いま住んでいるマンションの売却を見据えた場合、高く売りたいと考えるのは当然のことです。今回は、『60歳からのマンション学』(講談社)より、資産価値を維持・向上させるためのポイントについて、著者の“マンショントレンド評論家”日下部理絵氏が事例をもとに解説します。
いま自分が住んでいるマンション、高値で売れる?資産価値を左右するポイント【マンショントレンド評論家が解説】
【物件概要と登場人物の紹介】
物件概要……3LDK86.42m2/12階建て7階/築22年45戸/最寄り駅徒歩10分
資金概要……住宅ローン返済中
家族構成……夫58歳、妻56歳の2人暮らし、別居の子供2人(長男28歳、長女26歳)
【あらすじ】
2人の子どもたちも独立し、「夫婦2人で住むには広すぎるから」とマンションの買い替えを検討していた加藤圭司(仮名・58歳)・陽子(仮名・56歳)夫妻。圭司さんは、管理会社からの依頼で渋々マンション管理組合の「副理事長」に。理事会では「管理費等長期滞納者」や「2度目の大規模修繕工事」などの問題を乗り越え、無事にマンションを買い替えることができた。
最寄り駅からは徒歩7分以内が必須
加藤さんの旧宅は、最寄り駅から徒歩10分。購入者も駅からは少し遠いと言っていた。歩けない距離ではないものの、たしかに駅近とはいいがたい。では最寄り駅から徒歩何分ぐらいが平均なのだろうか。じつは最寄り駅からの距離は、立地の良し悪しを表すバロメーターのひとつとされ、「駅からの距離=徒歩分数」は、周辺環境にかかわらず客観的指標として判断される。
具体的な分数については、最寄り駅から徒歩7分以内が望ましいとされる。東京カンテイ(不動産データサービス)が公表する「首都圏新築マンションの徒歩時間別供給シェア推移」(2020年)によると、最寄り駅から徒歩3分以内は20.4%、4〜7分は31.9%、つまり、新築マンションの半数以上が徒歩7分以内なのだ。
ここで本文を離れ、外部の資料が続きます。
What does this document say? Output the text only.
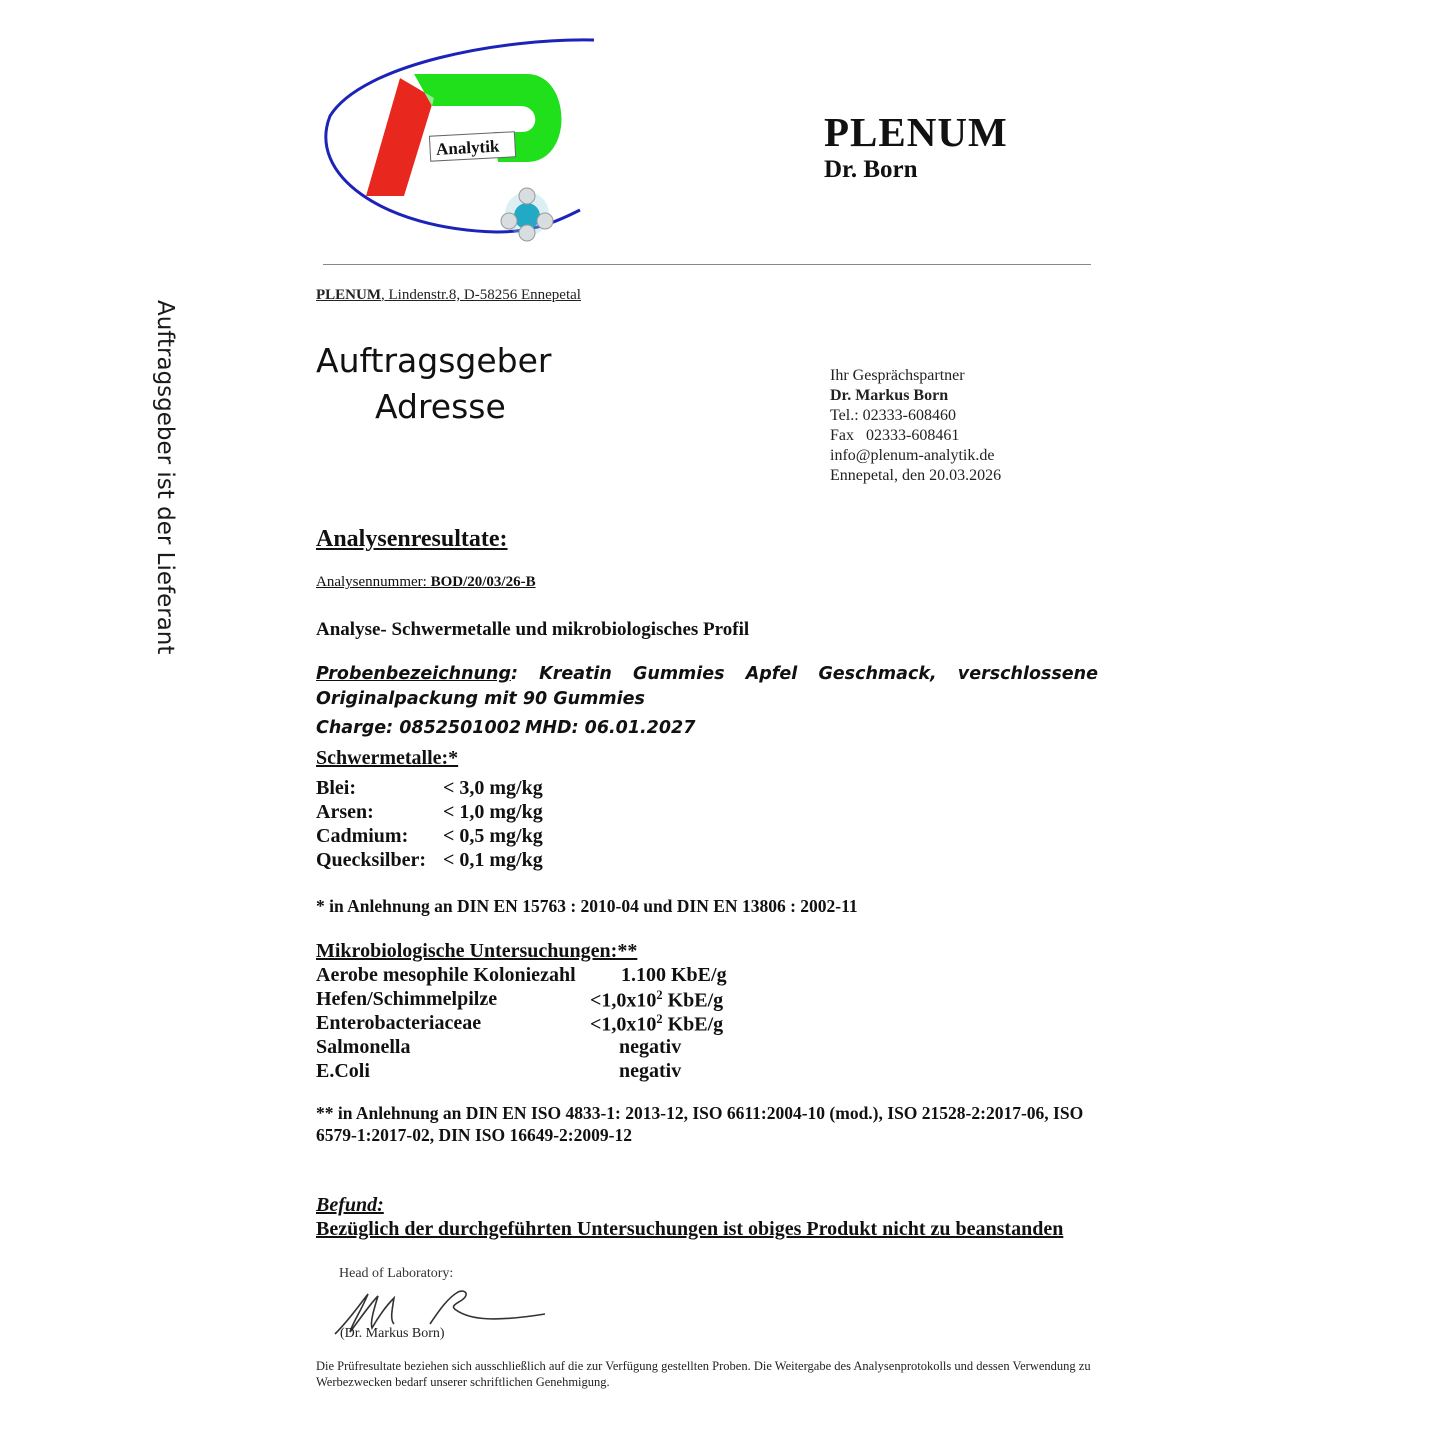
Auftragsgeber ist der Lieferant
Analytik	PLENUM
Dr. Born
PLENUM, Lindenstr.8, D-58256 Ennepetal
Auftragsgeber
Adresse
Ihr Gesprächspartner
Dr. Markus Born
Tel.: 02333-608460
Fax   02333-608461
info@plenum-analytik.de
Ennepetal, den 20.03.2026
Analysenresultate:
Analysennummer: BOD/20/03/26-B
Analyse- Schwermetalle und mikrobiologisches Profil
Probenbezeichnung: Kreatin Gummies Apfel Geschmack, verschlossene Originalpackung mit 90 Gummies
Charge: 0852501002 MHD: 06.01.2027
Schwermetalle:*
Blei:	< 3,0 mg/kg
Arsen:	< 1,0 mg/kg
Cadmium: < 0,5 mg/kg
Quecksilber: < 0,1 mg/kg
* in Anlehnung an DIN EN 15763 : 2010-04 und DIN EN 13806 : 2002-11
Mikrobiologische Untersuchungen:**
Aerobe mesophile Koloniezahl 1.100 KbE/g
Hefen/Schimmelpilze	$<1,0x10^2$ KbE/g
Enterobacteriaceae	$<1,0x10^2$ KbE/g
Salmonella	negativ
E.Coli	negativ
** in Anlehnung an DIN EN ISO 4833-1: 2013-12, ISO 6611:2004-10 (mod.), ISO 21528-2:2017-06, ISO 6579-1:2017-02, DIN ISO 16649-2:2009-12
Befund:
Bezüglich der durchgeführten Untersuchungen ist obiges Produkt nicht zu beanstanden
Head of Laboratory:
(Dr. Markus Born)
Die Prüfresultate beziehen sich ausschließlich auf die zur Verfügung gestellten Proben. Die Weitergabe des Analysenprotokolls und dessen Verwendung zu Werbezwecken bedarf unserer schriftlichen Genehmigung.
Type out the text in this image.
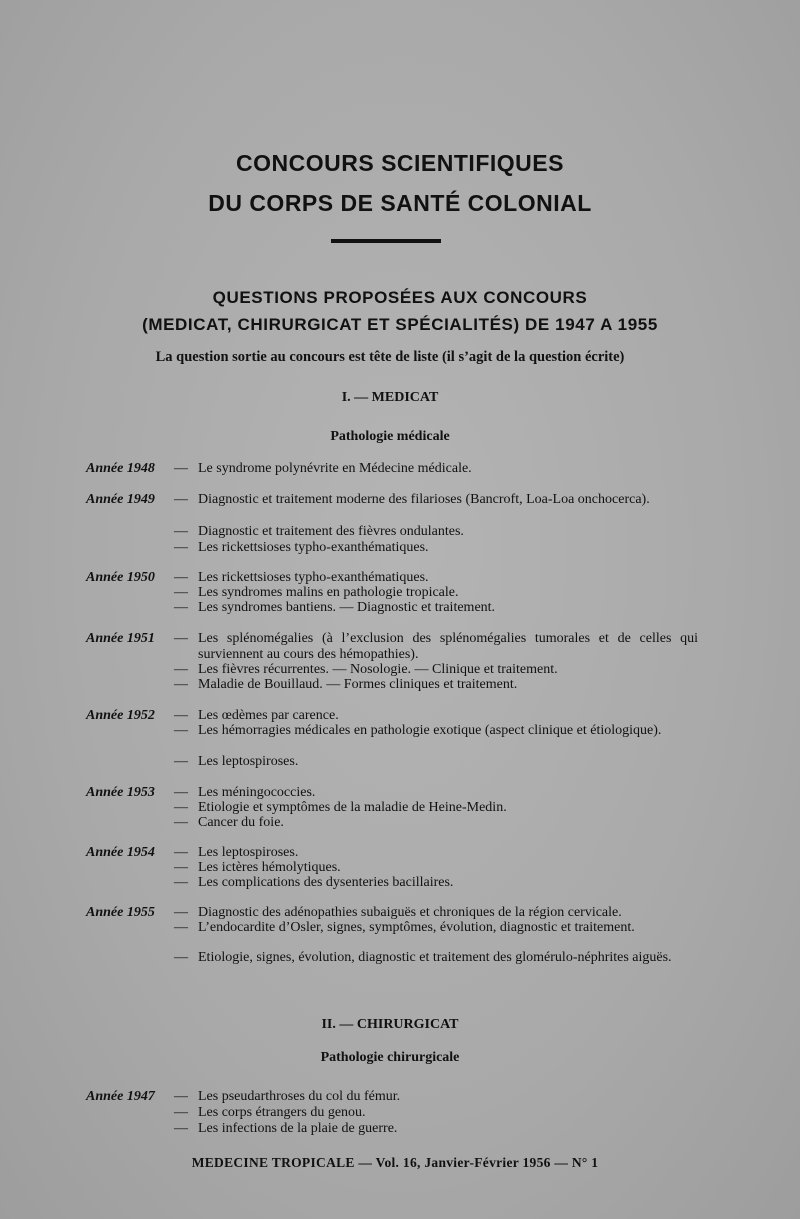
CONCOURS SCIENTIFIQUES
DU CORPS DE SANTÉ COLONIAL
QUESTIONS PROPOSÉES AUX CONCOURS
(MEDICAT, CHIRURGICAT ET SPÉCIALITÉS) DE 1947 A 1955
La question sortie au concours est tête de liste (il s’agit de la question écrite)
I. — MEDICAT
Pathologie médicale
Année 1948	— Le syndrome polynévrite en Médecine médicale.
Année 1949	— Diagnostic et traitement moderne des filarioses (Bancroft, Loa-Loa onchocerca).
— Diagnostic et traitement des fièvres ondulantes.
— Les rickettsioses typho-exanthématiques.
Année 1950	— Les rickettsioses typho-exanthématiques.
— Les syndromes malins en pathologie tropicale.
— Les syndromes bantiens. — Diagnostic et traitement.
Année 1951	— Les splénomégalies (à l’exclusion des splénomégalies tumorales et de celles qui surviennent au cours des hémopathies).
— Les fièvres récurrentes. — Nosologie. — Clinique et traitement.
— Maladie de Bouillaud. — Formes cliniques et traitement.
Année 1952	— Les œdèmes par carence.
— Les hémorragies médicales en pathologie exotique (aspect clinique et étiologique).
— Les leptospiroses.
Année 1953	— Les méningococcies.
— Etiologie et symptômes de la maladie de Heine-Medin.
— Cancer du foie.
Année 1954	— Les leptospiroses.
— Les ictères hémolytiques.
— Les complications des dysenteries bacillaires.
Année 1955	— Diagnostic des adénopathies subaiguës et chroniques de la région cervicale.
— L’endocardite d’Osler, signes, symptômes, évolution, diagnostic et traitement.
— Etiologie, signes, évolution, diagnostic et traitement des glomérulo-néphrites aiguës.
II. — CHIRURGICAT
Pathologie chirurgicale
Année 1947	— Les pseudarthroses du col du fémur.
— Les corps étrangers du genou.
— Les infections de la plaie de guerre.
MEDECINE TROPICALE — Vol. 16, Janvier-Février 1956 — N° 1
全体平均でも7.4分である。
ただし、たとえば東京の吉祥寺や北千住など、駅周辺に商店街があり住宅地まで距離があるようなエリアは、徒歩分数以上の価値があると判断される。このようなエリアを除いては、駅から徒歩7分を超えると、今後の需給バランスを考えると厳しくなりそうである。
また一般的に、駅近物件は価格が高く、駅から遠くなるにつれて価格が下がっていくが、駅から遠い物件ほど、下落率も大きくなるといわれる。安価だからと駅から遠い物件を安易に購入すると、買い替えや住み替え、相続などで売却したいと思った時に、思うような価格で売れず大変な思いをする可能性がある。
徒歩5分以内に買い替えできた加藤さんご夫婦はとても運がいいし賢明な選択である。7分以内は必須。将来も見据えるなら徒歩5分以内と覚えておきたい。